As a professor of literature and an active book editor, I appreciate great writers such as William Faulkner. I’m quite certain you can find some people who’ll disagree, but many scholars contend that among American authors, only Nathaniel Hawthorne and Herman Melville are in Faulkner’s league. In a prose style unlike any other, Faulkner created a massive body of work, distinguished not only for its literary qualities, but for the breadth and depth of its engagement with the human condition. Perhaps his most impressive achievement is that he created an entire world or what Balzac called “a cosmos in miniature.”

Constructing one archetypal county in the American South from the days of Indian possession, through the Civil War to the early 20th century, Faulkner populated it with over 1100 characters who mix and mingle throughout all of his stories. Taken altogether, his novels and stories transcend literature and rise to the level of cultural artifact—a living, breathing chronicle of the South’s soul and soil, its socio-historical reality. Mere history books pale in comparison to the authentic flavor and feel of Faulkner’s moving, soaring saga.
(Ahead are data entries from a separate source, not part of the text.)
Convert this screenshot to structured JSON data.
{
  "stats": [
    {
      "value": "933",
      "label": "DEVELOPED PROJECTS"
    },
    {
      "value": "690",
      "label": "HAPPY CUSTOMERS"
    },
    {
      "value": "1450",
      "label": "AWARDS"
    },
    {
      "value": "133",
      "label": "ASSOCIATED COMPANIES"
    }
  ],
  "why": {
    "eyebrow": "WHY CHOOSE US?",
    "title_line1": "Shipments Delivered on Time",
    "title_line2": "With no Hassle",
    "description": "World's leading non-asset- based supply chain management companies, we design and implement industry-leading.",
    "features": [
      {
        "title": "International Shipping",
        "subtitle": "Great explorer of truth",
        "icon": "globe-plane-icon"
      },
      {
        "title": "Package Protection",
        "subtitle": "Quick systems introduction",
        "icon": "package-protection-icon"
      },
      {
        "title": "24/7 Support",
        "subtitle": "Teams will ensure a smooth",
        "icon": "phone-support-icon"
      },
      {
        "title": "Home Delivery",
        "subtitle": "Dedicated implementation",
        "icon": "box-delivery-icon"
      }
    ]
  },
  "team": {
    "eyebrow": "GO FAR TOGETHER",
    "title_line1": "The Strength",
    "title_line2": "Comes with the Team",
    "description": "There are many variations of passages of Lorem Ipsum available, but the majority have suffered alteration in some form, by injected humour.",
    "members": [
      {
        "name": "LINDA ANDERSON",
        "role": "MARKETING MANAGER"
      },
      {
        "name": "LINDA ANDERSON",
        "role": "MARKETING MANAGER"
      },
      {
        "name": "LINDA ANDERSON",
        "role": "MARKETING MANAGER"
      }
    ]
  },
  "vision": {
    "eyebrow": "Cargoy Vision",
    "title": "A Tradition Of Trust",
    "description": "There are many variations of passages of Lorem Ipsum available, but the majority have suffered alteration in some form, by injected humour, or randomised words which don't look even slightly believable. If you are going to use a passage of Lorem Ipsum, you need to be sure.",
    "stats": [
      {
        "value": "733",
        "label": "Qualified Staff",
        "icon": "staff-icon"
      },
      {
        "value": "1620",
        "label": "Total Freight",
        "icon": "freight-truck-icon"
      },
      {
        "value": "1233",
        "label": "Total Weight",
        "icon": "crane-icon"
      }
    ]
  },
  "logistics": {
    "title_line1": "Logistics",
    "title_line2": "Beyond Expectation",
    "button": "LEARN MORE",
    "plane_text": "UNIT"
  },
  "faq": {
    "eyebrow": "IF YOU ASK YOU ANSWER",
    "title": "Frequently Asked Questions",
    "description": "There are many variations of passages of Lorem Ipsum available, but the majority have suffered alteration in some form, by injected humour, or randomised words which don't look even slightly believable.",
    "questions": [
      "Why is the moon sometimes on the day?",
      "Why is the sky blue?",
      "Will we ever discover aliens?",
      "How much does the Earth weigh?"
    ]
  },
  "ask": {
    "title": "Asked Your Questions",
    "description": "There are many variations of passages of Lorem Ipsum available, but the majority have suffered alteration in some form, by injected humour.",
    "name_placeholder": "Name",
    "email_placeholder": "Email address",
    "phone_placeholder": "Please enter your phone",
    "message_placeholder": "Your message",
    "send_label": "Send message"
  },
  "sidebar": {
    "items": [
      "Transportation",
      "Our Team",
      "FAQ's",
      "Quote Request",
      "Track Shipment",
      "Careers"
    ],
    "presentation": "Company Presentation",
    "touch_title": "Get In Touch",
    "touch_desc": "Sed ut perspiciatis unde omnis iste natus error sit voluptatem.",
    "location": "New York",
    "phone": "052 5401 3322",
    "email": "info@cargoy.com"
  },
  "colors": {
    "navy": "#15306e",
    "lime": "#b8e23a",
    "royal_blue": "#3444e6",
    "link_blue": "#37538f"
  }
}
Faulkner’s own family epitomized the fate of the South: once prominent and proud, they suffered a progressive generational decline into poverty and disrepair. His great grandfather was a politician and colonel; his grandfather a lawyer; his father a livery stable owner. Born in 1897, Faulkner entered the Southern world in its doldrums—wallowing in a decadent 30+ year slide downhill from defeat in the Civil War. As heredity and environment are wont to do with both artists and mere earth-bound mortals, they profoundly affected Faulkner’s perception of the world and influenced his selection of subject matter and themes. Of the Southern aristocrat’s world of faded glory, Faulkner admired its courage, gallantry, and code of conduct, but deplored the slavery system upon which it was built. Ultimately, he saw the South as a tragedy—doomed by its fatal flaw.